Duke in Surfside’s offices
Duke in Surfside’s offices above the store during its snow carnival and sale earlier this month. Volcom made the apron specially for Duke.
By Tiffany Montgomery
November 20, 2007 5:45 AM

Duke Edukas, co-owner of Surfside Sports in Costa Mesa, e-mailed his thoughts about yesterday's retail/manufacturer posts.


"I think that both Mikke and Bob make great points.


"The single most important thing in vendor/retail relationships is trust. I've been in meetings with Tom Holbrook as described by Bob in his article, and, he does in fact (with Bob and Quiksilver's backing) make situations that initially might seem detrimental to specialty retail more palatable.


"I do agree with Mikke when he makes the statement, ‘speciality retailers will never embrace the thought of manufacturers opening their own stores.' Throughout the years the surf, skate, snowboard industry has grown in leaps and bounds. Everyone is trying to jump on the bandwagon.
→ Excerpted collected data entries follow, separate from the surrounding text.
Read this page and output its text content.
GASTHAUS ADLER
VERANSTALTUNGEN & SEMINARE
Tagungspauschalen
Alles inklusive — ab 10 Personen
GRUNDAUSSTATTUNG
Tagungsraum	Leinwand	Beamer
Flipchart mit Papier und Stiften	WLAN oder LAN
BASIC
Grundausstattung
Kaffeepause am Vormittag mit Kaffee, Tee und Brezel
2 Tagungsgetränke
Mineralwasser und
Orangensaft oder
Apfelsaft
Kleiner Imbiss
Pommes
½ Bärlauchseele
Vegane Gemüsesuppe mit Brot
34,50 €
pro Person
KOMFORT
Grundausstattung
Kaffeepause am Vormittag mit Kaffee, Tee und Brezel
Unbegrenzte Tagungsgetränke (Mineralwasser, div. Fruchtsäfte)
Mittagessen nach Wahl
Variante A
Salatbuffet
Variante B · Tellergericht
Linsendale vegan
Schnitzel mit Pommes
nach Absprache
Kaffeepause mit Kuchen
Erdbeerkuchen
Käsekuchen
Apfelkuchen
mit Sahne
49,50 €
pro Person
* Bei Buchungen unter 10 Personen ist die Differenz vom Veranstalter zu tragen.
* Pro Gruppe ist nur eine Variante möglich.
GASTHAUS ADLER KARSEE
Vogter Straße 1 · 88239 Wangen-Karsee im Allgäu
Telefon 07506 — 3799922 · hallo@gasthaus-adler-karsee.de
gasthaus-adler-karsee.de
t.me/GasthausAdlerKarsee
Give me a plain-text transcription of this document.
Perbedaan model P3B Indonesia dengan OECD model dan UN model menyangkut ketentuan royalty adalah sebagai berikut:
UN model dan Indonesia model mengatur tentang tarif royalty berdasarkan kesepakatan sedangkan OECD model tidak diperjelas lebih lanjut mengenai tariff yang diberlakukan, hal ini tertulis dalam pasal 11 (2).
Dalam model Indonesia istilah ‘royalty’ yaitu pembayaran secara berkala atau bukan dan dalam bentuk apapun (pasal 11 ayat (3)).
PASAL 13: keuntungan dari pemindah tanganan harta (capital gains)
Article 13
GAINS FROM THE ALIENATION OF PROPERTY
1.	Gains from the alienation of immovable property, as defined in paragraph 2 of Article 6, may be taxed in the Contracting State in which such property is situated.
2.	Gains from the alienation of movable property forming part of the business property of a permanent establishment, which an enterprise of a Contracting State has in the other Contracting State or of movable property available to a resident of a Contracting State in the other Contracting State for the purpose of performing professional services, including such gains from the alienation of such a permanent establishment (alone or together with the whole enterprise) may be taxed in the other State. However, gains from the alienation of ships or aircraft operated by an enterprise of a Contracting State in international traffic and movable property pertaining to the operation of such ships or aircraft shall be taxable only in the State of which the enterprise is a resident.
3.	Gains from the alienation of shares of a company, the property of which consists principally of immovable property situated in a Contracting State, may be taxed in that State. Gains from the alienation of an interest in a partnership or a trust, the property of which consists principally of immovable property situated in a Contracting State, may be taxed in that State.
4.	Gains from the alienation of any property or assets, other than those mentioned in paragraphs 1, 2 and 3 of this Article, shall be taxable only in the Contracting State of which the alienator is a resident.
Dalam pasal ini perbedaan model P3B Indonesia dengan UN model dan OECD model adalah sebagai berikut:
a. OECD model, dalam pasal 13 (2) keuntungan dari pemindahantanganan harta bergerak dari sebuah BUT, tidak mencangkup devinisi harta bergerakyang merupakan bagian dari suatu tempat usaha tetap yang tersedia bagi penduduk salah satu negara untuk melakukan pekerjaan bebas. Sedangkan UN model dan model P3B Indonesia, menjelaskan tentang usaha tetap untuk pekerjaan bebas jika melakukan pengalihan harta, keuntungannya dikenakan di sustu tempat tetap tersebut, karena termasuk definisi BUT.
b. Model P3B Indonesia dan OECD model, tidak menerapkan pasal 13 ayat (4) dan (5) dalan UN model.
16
Manufactures opening their own stores upsetting retailers, retailers making their own private label brands trying to go around the vendors, thus creating a higher margin.


"I can see both sides, and to tell you the truth, if handled correctly, no one's the ‘bad guy,' but, I must stress the term ‘HANDLED CORRECTLY.' I think that the common denominator for both speciality retailers, and manufacturers co-existing in a retail environment is trust, communication, and compassion for any negative effect either has on the other.


"I think that ‘band wagon' retailers like Abercrombie's Hollister pose a much larger threat to both specialty retailers, and surf, skate, snow manufacturers than they do to each other."